Democratic Republic of Congo rebels loyal to renegade army general Laurent Nkunda have denied reports that they would advance into United Nations- monitored buffer zones in eastern Congo. The National Congress for the Defense of the People (CNDP) rebels accused President Joseph Kabila's government of disseminating false information to control the minds of the residents in the restive North Kivu province. This followed the rebels' refusal to sign a declaration to effectively mark an end to hostilities with President Kabila's government. Julius Musafari is a resident of the restive North Kivu province. He tells reporter Peter Clottey from the capital, Goma the rebels' refusal to sign the peace deal sent shivers down the spines of many North Kivu residents.
"The report that we got at least about two weeks ago was rumors that the rebels were preparing an imminent attack on Goma and all of us really were afraid. But afterwards the rebels really denied the reports. And when you look on the ground there are no preparations on the side of the rebels to launch an attack. This is what I can tell you so far," Musafari noted.
He said residents of north Kivu province have been adversely affected by the clashes between the national army and the rebels.
"The refusal of the rebels to sign this peace agreement has created panic somehow among the locals, and especially, here in Goma. And as you know the rebels are not that far from this town almost about 10 kilometers just north of the town. So, this has created some sort of panic among the locals," he said.
Musafari said residents in the restive North Kivu province worry that the refusal of the rebels to sign the cessations of hostilities agreement would lead to the escalation of violent clashes between the national army and the rebels.
"Yes, we are actually scared, but we don't look at it as it is going to happen here in Goma but it could happen in the other parts of Northern Kivu, especially in the zone of Masisi and also the way leading to the grand north, and so on. But as really in Goma, we are not really scared because as you know the town is secured by UN forces as well as government forces. And we are convinced that even Nkunda himself cannot take that risk to engage with UN forces," Musafari pointed out.
He agreed with most of the residents who complained about what they described as the poor job done by the United Nations Mission (MONUC) in the region.
"Absolutely, the UN forces or MONUC forces could have done more, but for the time being we thought that some reinforcement, especially in the vicinity of the airport and even near by the border. So, this has created the hope among the locals and we think that for the time being the UN would protect us," he said.
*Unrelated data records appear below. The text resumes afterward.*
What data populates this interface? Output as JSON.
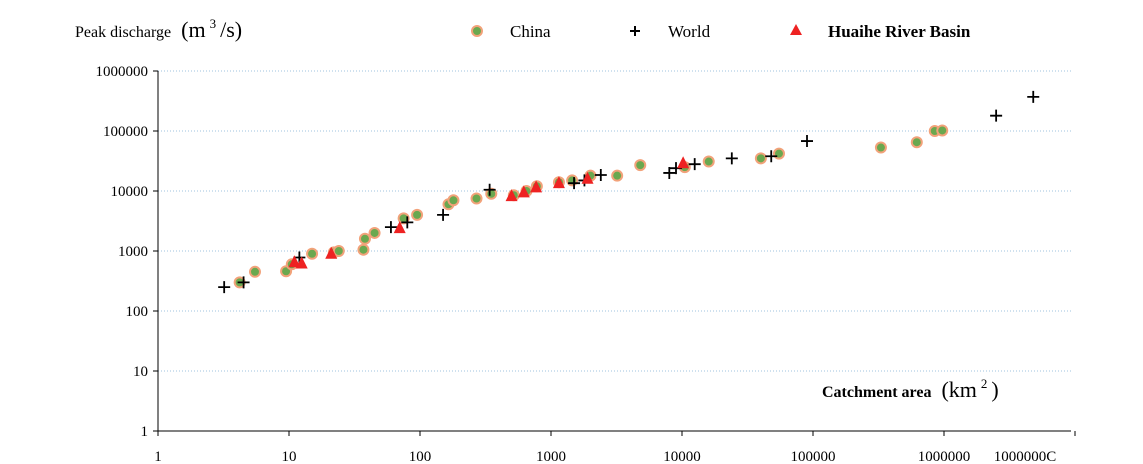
{
  "chart_data": {
    "type": "scatter",
    "x_scale": "log",
    "y_scale": "log",
    "xlim": [
      1,
      10000000
    ],
    "ylim": [
      1,
      1000000
    ],
    "grid": "horizontal dotted",
    "legend_position": "top",
    "ylabel": {
      "prefix": "Peak discharge",
      "unit_base": "(m",
      "unit_exp": "3",
      "unit_tail": "/s)"
    },
    "xlabel": {
      "prefix": "Catchment area",
      "unit_base": "(km",
      "unit_exp": "2",
      "unit_tail": ")"
    },
    "x_ticks": [
      "1",
      "10",
      "100",
      "1000",
      "10000",
      "100000",
      "1000000",
      "1000000C"
    ],
    "y_ticks": [
      "1",
      "10",
      "100",
      "1000",
      "10000",
      "100000",
      "1000000"
    ],
    "legend": [
      {
        "label": "China",
        "marker": "circle"
      },
      {
        "label": "World",
        "marker": "plus"
      },
      {
        "label": "Huaihe River Basin",
        "marker": "triangle"
      }
    ],
    "colors": {
      "china_fill": "#6aa84f",
      "china_edge": "#f2a27a",
      "world": "#000000",
      "huaihe": "#ee2222",
      "grid": "#9fc3df"
    },
    "series": [
      {
        "name": "China",
        "points": [
          [
            4.2,
            300
          ],
          [
            5.5,
            450
          ],
          [
            9.5,
            460
          ],
          [
            10.5,
            600
          ],
          [
            15,
            900
          ],
          [
            22,
            950
          ],
          [
            24,
            1000
          ],
          [
            37,
            1050
          ],
          [
            38,
            1600
          ],
          [
            45,
            2000
          ],
          [
            75,
            3500
          ],
          [
            95,
            4000
          ],
          [
            165,
            6000
          ],
          [
            180,
            7000
          ],
          [
            270,
            7500
          ],
          [
            350,
            9000
          ],
          [
            520,
            8500
          ],
          [
            650,
            10000
          ],
          [
            780,
            12000
          ],
          [
            1150,
            14000
          ],
          [
            1450,
            15000
          ],
          [
            2000,
            18000
          ],
          [
            3200,
            18000
          ],
          [
            4800,
            27000
          ],
          [
            10500,
            25000
          ],
          [
            16000,
            31000
          ],
          [
            40000,
            35000
          ],
          [
            55000,
            42000
          ],
          [
            330000,
            53000
          ],
          [
            620000,
            65000
          ],
          [
            850000,
            100000
          ],
          [
            970000,
            102000
          ]
        ]
      },
      {
        "name": "World",
        "points": [
          [
            3.2,
            250
          ],
          [
            4.5,
            300
          ],
          [
            12,
            780
          ],
          [
            60,
            2500
          ],
          [
            80,
            3000
          ],
          [
            150,
            4000
          ],
          [
            340,
            10500
          ],
          [
            1500,
            13500
          ],
          [
            1800,
            15000
          ],
          [
            2400,
            18500
          ],
          [
            8000,
            20000
          ],
          [
            9000,
            24000
          ],
          [
            12500,
            28000
          ],
          [
            24000,
            35000
          ],
          [
            48000,
            38000
          ],
          [
            90000,
            68000
          ],
          [
            2500000,
            180000
          ],
          [
            4800000,
            370000
          ]
        ]
      },
      {
        "name": "Huaihe River Basin",
        "points": [
          [
            11,
            650
          ],
          [
            12.5,
            620
          ],
          [
            21,
            900
          ],
          [
            70,
            2400
          ],
          [
            500,
            8200
          ],
          [
            620,
            9500
          ],
          [
            770,
            11500
          ],
          [
            1150,
            13500
          ],
          [
            1900,
            16000
          ],
          [
            10200,
            29000
          ]
        ]
      }
    ]
  }
}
Although the rebel negotiators in Kenya's capital, Nairobi called for representatives of the Congolese national assembly and senate to act as facilitators at the talks, the demand was rejected by President Kabila's government. Still both sides said they were committed to the talks.
Meanwhile, following several days of U.N.-backed talks in Nairobi, Kenya, the CNDP loyal to Nkunda declined to recommit to their own unilaterally declared ceasefire in restive North Kivu province. Their refusal has raised fears that the fragile truce might collapse leading to a renewal of fighting which had already driven more than a quarter of a million civilians from their homes since August and triggered a humanitarian emergency in the region.